Since NAFTA and the free trade agreement with Korea, U.S. trade deficits with “free trade” partners have increased by 430 percent; However, over the same period, deficits with non-free trade countries declined by 11 percent! Korea alone, in the first three years of “free trade” saw a jump of 84 percent in our trade deficit, costing 85,000 jobs. These trade deficits are huge job and growth destroyers—cutting growth by about $10 billion every month, $120 billion each year.

The impact of trade agreements has been particularly deleterious for blue-collar, manufacturing employment. Senator Sessions, in his briefing, points out “Labor economist Clyde Prestowitz attributes 60 percent of the U.S.’ 5.7 million manufacturing jobs lost over the last decade to import-driven trade imbalances.” In the case of Korea, the Bush Administration promised that the agreement would open Korea’s markets to U.S. car makers. Instead U.S. auto imports grew ten times as fast as exports to that country.

Again from the normally pro-trade New York Times: “There is also mounting evidence that the benefits of globalization have accrued disproportionately to upper-income households, while the costs have fallen heavily on the less affluent, contributing to the rise of economic inequality.”

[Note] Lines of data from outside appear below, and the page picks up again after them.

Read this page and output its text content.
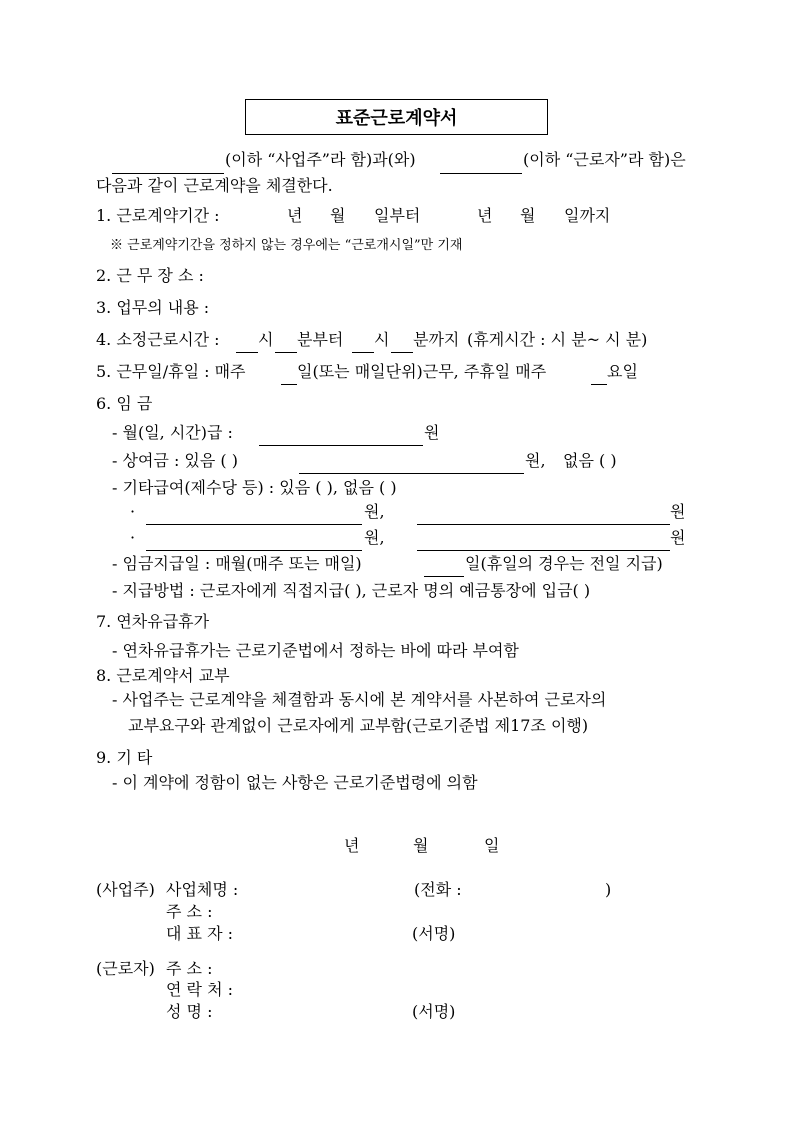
표준근로계약서
(이하 “사업주”라 함)과(와)	(이하 “근로자”라 함)은
다음과 같이 근로계약을 체결한다.
1. 근로계약기간 :	년 월 일부터	년 월 일까지
※ 근로계약기간을 정하지 않는 경우에는 “근로개시일”만 기재
2. 근 무 장 소 :
3. 업무의 내용 :
4. 소정근로시간 : 시 분부터 시 분까지 (휴게시간 : 시 분~ 시 분)
5. 근무일/휴일 : 매주	일(또는 매일단위)근무, 주휴일 매주	요일
6. 임 금
- 월(일, 시간)급 :	원
- 상여금 : 있음 ( )	원, 없음 ( )
- 기타급여(제수당 등) : 있음 ( ), 없음 ( )
·	원,	원
·	원,	원
- 임금지급일 : 매월(매주 또는 매일)	일(휴일의 경우는 전일 지급)
- 지급방법 : 근로자에게 직접지급( ), 근로자 명의 예금통장에 입금( )
7. 연차유급휴가
- 연차유급휴가는 근로기준법에서 정하는 바에 따라 부여함
8. 근로계약서 교부
- 사업주는 근로계약을 체결함과 동시에 본 계약서를 사본하여 근로자의
교부요구와 관계없이 근로자에게 교부함(근로기준법 제17조 이행)
9. 기 타
- 이 계약에 정함이 없는 사항은 근로기준법령에 의함
년	월	일
(사업주) 사업체명 :	(전화 :	)
주 소 :
대 표 자 :	(서명)
(근로자) 주 소 :
연 락 처 :
성 명 :	(서명)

Why do we keep signing such deals? Does our governments really not know these facts? Well, Obama does, as he revealed when he chose to make his appeal for Fast Track at Nike, a company which has outsourced all of its manufacturing jobs to other countries, instead of New Balance, the one shoe maker still producing significantly in the U.S. In his speech at Nike, Obama boasted of how free trade helped Nike grow its market share—and hence hire more designers and marketers. This is yet another case of upscale knowledge workers benefiting while blue collar, middle class employment shrinks. But for the Administration and fast track advocates, that’s the American future—our traditional blue-collar middle class just can’t hope to compete with manufacturing workers making $1/hour in Vietnam, so they will have to take whatever service jobs the economy generates. German, of course, demonstrates that you can have a high wage, high skill manufacturing economy in a globalized world—but you have to make it a priority. Germany protects its middle class, not its banks and pharmaceutical companies, when it negotiates trade deals—the U.S. throws manufacturing under the bus.

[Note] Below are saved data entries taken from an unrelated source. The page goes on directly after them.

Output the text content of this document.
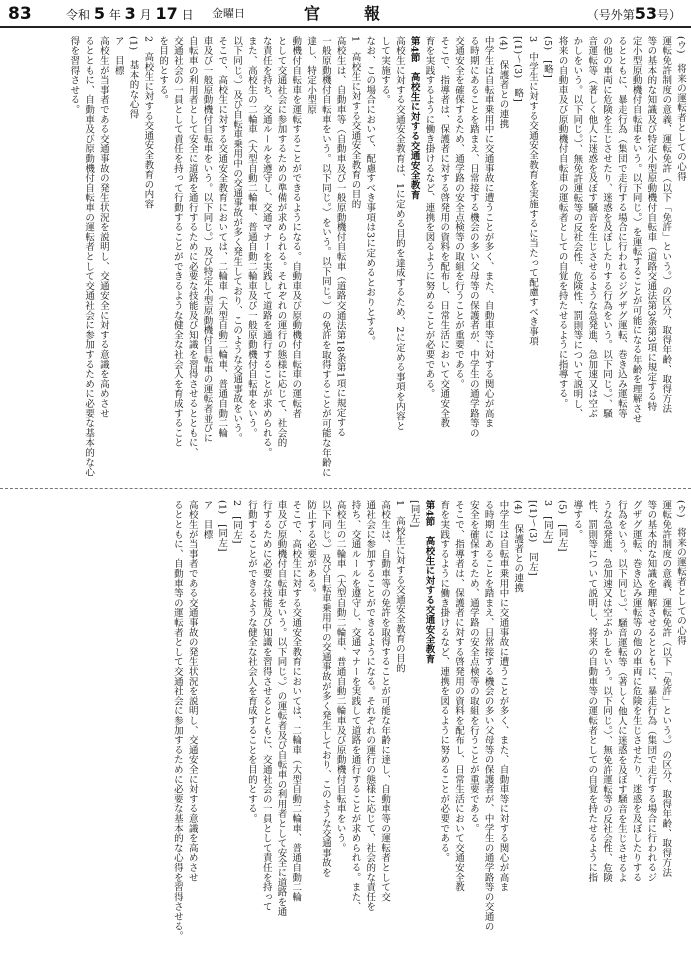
83	令和 5 年 3 月 17 日 金曜日	官報	（号外第53号）
(ウ)　将来の運転者としての心得
運転免許制度の意義、運転免許（以下「免許」という。）の区分、取得年齢、取得方法
等の基本的な知識及び特定小型原動機付自転車（道路交通法第3条第3項に規定する特
定小型原動機付自転車をいう。以下同じ。）を運転することが可能になる年齢を理解させ
るとともに、暴走行為（集団で走行する場合に行われるジグザグ運転、巻き込み運転等
の他の車両に危険を生じさせたり、迷惑を及ぼしたりする行為をいう。以下同じ。）、騒
音運転等（著しく他人に迷惑を及ぼす騒音を生じさせるような急発進、急加速又は空ぶ
かしをいう。以下同じ。）、無免許運転等の反社会性、危険性、罰則等について説明し、
将来の自動車及び原動機付自転車の運転者としての自覚を持たせるように指導する。
(5)　[略]
3　中学生に対する交通安全教育を実施するに当たって配慮すべき事項
[(1)～(3)　略]
(4)　保護者との連携
中学生は自転車乗用中に交通事故に遭うことが多く、また、自動車等に対する関心が高ま
る時期にあることを踏まえ、日常接する機会の多い父母等の保護者が、中学生の通学路等の
交通安全を確保するため、通学路の安全点検等の取組を行うことが重要である。
そこで、指導者は、保護者に対する啓発用の資料を配布し、日常生活において交通安全教
育を実践するように働き掛けるなど、連携を図るように努めることが必要である。
第4節　高校生に対する交通安全教育
高校生に対する交通安全教育は、1に定める目的を達成するため、2に定める事項を内容と
して実施する。
なお、この場合において、配慮すべき事項は3に定めるとおりとする。
1　高校生に対する交通安全教育の目的
高校生は、自動車等（自動車及び一般原動機付自転車（道路交通法第18条第1項に規定する
一般原動機付自転車をいう。以下同じ。）をいう。以下同じ。）の免許を取得することが可能な年齢に達し、特定小型原
動機付自転車を運転することができるようになる。自動車及び原動機付自転車の運転者
として交通社会に参加するための準備が求められる。それぞれの運行の態様に応じて、社会的
な責任を持ち、交通ルールを遵守し、交通マナーを実践して道路を通行することが求められる。
また、高校生の二輪車（大型自動二輪車、普通自動二輪車及び一般原動機付自転車をいう。
以下同じ。）及び自転車乗用中の交通事故が多く発生しており、このような交通事故をいう。
そこで、高校生に対する交通安全教育においては、二輪車（大型自動二輪車、普通自動二輪
車及び一般原動機付自転車をいう。以下同じ。）及び特定小型原動機付自転車の運転者並びに
自転車の利用者として安全に道路を通行するために必要な技能及び知識を習得させるとともに、
交通社会の一員として責任を持って行動することができるような健全な社会人を育成すること
を目的とする。
2　高校生に対する交通安全教育の内容
(1)　基本的な心得
ア　目標
高校生が当事者である交通事故の発生状況を説明し、交通安全に対する意識を高めさせ
るとともに、自動車及び原動機付自転車の運転者として交通社会に参加するために必要な基本的な心
得を習得させる。
(ウ)　将来の運転者としての心得
運転免許制度の意義、運転免許（以下「免許」という。）の区分、取得年齢、取得方法
等の基本的な知識を理解させるとともに、暴走行為（集団で走行する場合に行われるジ
グザグ運転、巻き込み運転等の他の車両に危険を生じさせたり、迷惑を及ぼしたりする
行為をいう。以下同じ。）、騒音運転等（著しく他人に迷惑を及ぼす騒音を生じさせるよ
うな急発進、急加速又は空ぶかしをいう。以下同じ。）、無免許運転等の反社会性、危険
性、罰則等について説明し、将来の自動車等の運転者としての自覚を持たせるように指
導する。
(5)　[同左]
3　[同左]
[(1)～(3)　同左]
(4)　保護者との連携
中学生は自転車乗用中に交通事故に遭うことが多く、また、自動車等に対する関心が高ま
る時期にあることを踏まえ、日常接する機会の多い父母等の保護者が、中学生の通学路等の交通の
安全を確保するため、通学路の安全点検等の取組を行うことが重要である。
そこで、指導者は、保護者に対する啓発用の資料を配布し、日常生活において交通安全教
育を実践するように働き掛けるなど、連携を図るように努めることが必要である。
第4節　高校生に対する交通安全教育
[同左]
1　高校生に対する交通安全教育の目的
高校生は、自動車等の免許を取得することが可能な年齢に達し、自動車等の運転者として交
通社会に参加することができるようになる。それぞれの運行の態様に応じて、社会的な責任を
持ち、交通ルールを遵守し、交通マナーを実践して道路を通行することが求められる。また、
高校生の二輪車（大型自動二輪車、普通自動二輪車及び原動機付自転車をいう。
以下同じ。）及び自転車乗用中の交通事故が多く発生しており、このような交通事故を
防止する必要がある。
そこで、高校生に対する交通安全教育においては、二輪車（大型自動二輪車、普通自動二輪
車及び原動機付自転車をいう。以下同じ。）の運転者及び自転車の利用者として安全に道路を通
行するために必要な技能及び知識を習得させるとともに、交通社会の一員として責任を持って
行動することができるような健全な社会人を育成することを目的とする。
2　[同左]
(1)　[同左]
ア　目標
高校生が当事者である交通事故の発生状況を説明し、交通安全に対する意識を高めさせ
るとともに、自動車等の運転者として交通社会に参加するために必要な基本的な心得を習得させる。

Harold Meyerson summed it up in the Washington Post, pointing out that the best argument the Wall Street Journal could muster for the U.S.-Korea trade agreement was that it had been good for U.S. law firms and investors. No wonder, Meyerson muses, that the entire base of the Democratic Party is opposing Obama on fast track—why does Obama seem perplexed?

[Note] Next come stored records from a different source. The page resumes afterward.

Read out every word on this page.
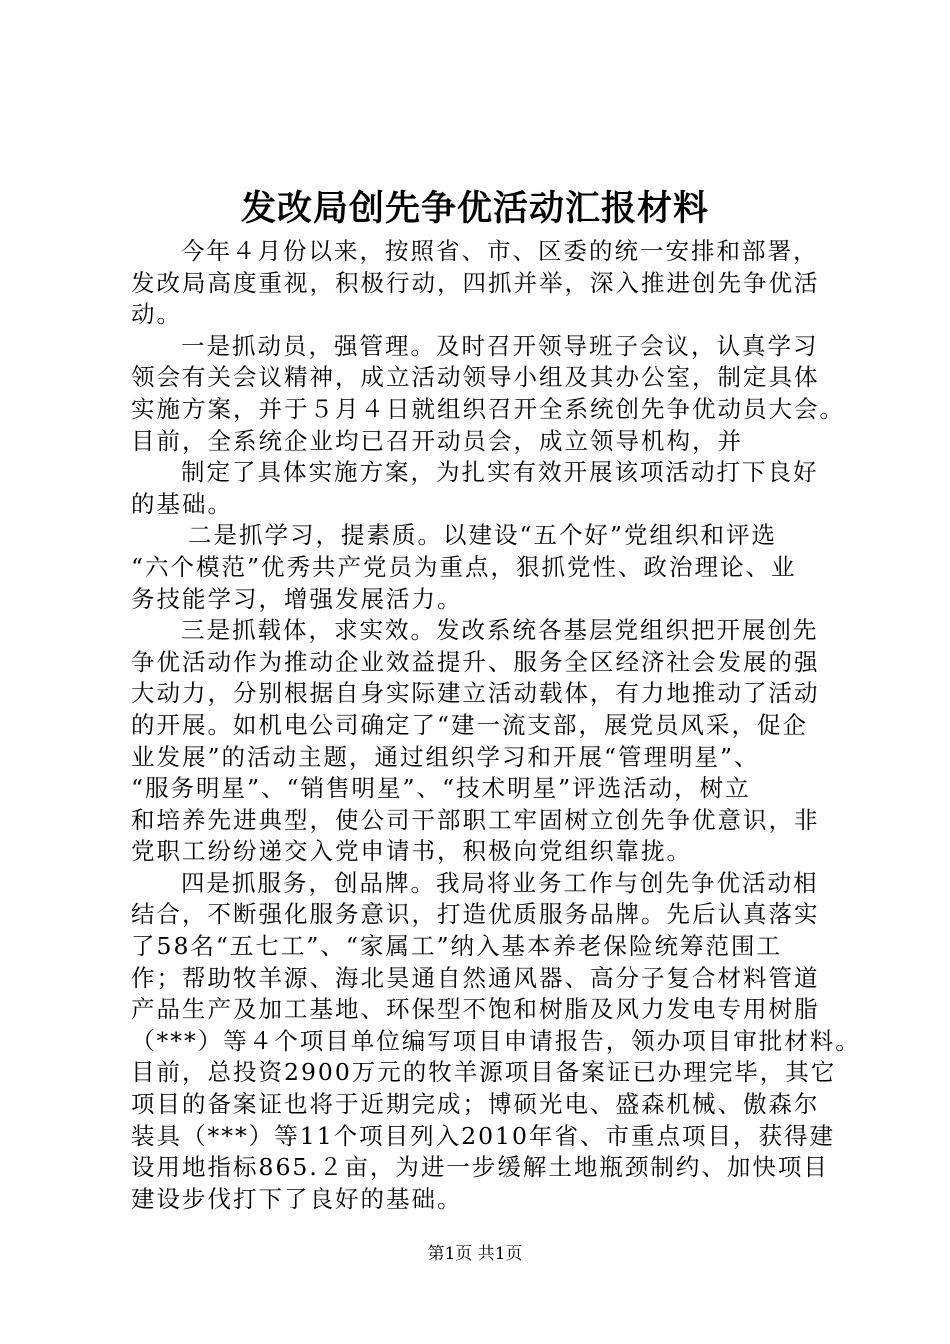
发改局创先争优活动汇报材料
今年４月份以来，按照省、市、区委的统一安排和部署，
发改局高度重视，积极行动，四抓并举，深入推进创先争优活
动。
一是抓动员，强管理。及时召开领导班子会议，认真学习
领会有关会议精神，成立活动领导小组及其办公室，制定具体
实施方案，并于５月４日就组织召开全系统创先争优动员大会。
目前，全系统企业均已召开动员会，成立领导机构，并
制定了具体实施方案，为扎实有效开展该项活动打下良好
的基础。
二是抓学习，提素质。以建设“五个好”党组织和评选
“六个模范”优秀共产党员为重点，狠抓党性、政治理论、业
务技能学习，增强发展活力。
三是抓载体，求实效。发改系统各基层党组织把开展创先
争优活动作为推动企业效益提升、服务全区经济社会发展的强
大动力，分别根据自身实际建立活动载体，有力地推动了活动
的开展。如机电公司确定了“建一流支部，展党员风采，促企
业发展”的活动主题，通过组织学习和开展“管理明星”、
“服务明星”、“销售明星”、“技术明星”评选活动，树立
和培养先进典型，使公司干部职工牢固树立创先争优意识，非
党职工纷纷递交入党申请书，积极向党组织靠拢。
四是抓服务，创品牌。我局将业务工作与创先争优活动相
结合，不断强化服务意识，打造优质服务品牌。先后认真落实
了58名“五七工”、“家属工”纳入基本养老保险统筹范围工
作；帮助牧羊源、海北昊通自然通风器、高分子复合材料管道
产品生产及加工基地、环保型不饱和树脂及风力发电专用树脂
（***）等４个项目单位编写项目申请报告，领办项目审批材料。
目前，总投资2900万元的牧羊源项目备案证已办理完毕，其它
项目的备案证也将于近期完成；博硕光电、盛森机械、傲森尔
装具（***）等11个项目列入2010年省、市重点项目，获得建
设用地指标865.２亩，为进一步缓解土地瓶颈制约、加快项目
建设步伐打下了良好的基础。
第1页 共1页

With these four new trump cards on the table, the odds against fast-track get better—and almost certainly the next Presidential election will put the candidates of both parties to the test—a fact which has led Hilary Clinton to distance herself from her husband’s trade legacy, and Mike Huckabee to make opposition to trade deals one of his key planks.

Trade diplomacy’s House of Cards looks ever shakier—even if it doesn’t topple in the next few months.